For thirty five years the law has been one of the few parts of the economy that’s run like clockwork. Its underlying principal is the creation of a uniform policy binding all agencies. Before Bayh-Dole at least 35 differing policies strangled government funded inventions under reams of contradictory bureaucratic procedures and paperwork.
Without effective oversight, it’s hard to see how Bayh-Dole survives with individual agencies being pressured to use it for unintended purposes or bureaucrats following the law according to their whim. Successful programs, like nations, rarely fall because of one cataclysmic event. Rather the fabric which holds them together is shredded one piece at a time until the bottom falls out.
The Bayh-Dole Act, like the patent system it’s built upon, is continually under attack from those pushing alternative theories proven by costly experience to be ineffective.
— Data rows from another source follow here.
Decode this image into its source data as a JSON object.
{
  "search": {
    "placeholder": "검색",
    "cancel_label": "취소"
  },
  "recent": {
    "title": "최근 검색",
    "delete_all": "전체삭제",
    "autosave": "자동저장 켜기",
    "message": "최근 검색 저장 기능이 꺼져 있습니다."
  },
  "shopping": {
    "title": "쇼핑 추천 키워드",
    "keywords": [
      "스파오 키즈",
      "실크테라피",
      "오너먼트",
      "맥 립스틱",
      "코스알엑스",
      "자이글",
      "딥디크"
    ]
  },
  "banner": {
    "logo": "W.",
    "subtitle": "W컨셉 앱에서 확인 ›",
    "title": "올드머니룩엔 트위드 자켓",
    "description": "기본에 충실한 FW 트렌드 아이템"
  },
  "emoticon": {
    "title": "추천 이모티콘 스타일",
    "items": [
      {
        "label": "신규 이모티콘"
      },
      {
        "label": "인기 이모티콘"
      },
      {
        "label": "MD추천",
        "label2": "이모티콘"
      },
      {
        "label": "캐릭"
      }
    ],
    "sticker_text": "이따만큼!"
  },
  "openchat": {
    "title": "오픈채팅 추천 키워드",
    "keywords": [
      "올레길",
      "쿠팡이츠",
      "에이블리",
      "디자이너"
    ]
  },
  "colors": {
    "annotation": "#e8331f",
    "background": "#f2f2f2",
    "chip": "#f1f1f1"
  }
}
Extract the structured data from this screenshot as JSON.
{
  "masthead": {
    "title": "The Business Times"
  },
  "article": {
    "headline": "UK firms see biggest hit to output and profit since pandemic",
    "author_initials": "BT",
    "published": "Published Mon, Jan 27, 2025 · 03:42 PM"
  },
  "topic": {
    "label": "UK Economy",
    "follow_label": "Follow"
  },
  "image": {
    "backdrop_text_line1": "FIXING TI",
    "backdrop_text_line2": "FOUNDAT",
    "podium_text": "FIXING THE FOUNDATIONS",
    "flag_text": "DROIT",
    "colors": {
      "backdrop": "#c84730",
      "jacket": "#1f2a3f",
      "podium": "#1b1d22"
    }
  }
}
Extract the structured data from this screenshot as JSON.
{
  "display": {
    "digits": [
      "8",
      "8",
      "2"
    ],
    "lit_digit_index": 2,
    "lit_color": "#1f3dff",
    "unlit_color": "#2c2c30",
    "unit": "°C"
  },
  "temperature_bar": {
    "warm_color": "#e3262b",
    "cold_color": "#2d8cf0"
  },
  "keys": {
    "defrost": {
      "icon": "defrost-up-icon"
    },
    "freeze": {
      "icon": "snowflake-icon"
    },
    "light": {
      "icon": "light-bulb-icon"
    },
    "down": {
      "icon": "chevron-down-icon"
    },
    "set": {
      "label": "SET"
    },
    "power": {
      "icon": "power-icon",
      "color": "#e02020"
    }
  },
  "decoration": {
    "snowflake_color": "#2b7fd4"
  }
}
Some don’t understand how these systems work, how much they contribute to the public good or recognize the enormous damage their proposed changes would inflict on a reeling U.S. economy.
As Russian historian Vasily Klyutchovsky observed: “History is not a school teacher; she is a prison guard who punishes for unlearned lessons.” That doesn’t sound like someone we want to mess with. We should have learned long ago that to thrive our laws and institutions require constant protection. That’s really not much to ask in exchange for all that we’ve been given, is it?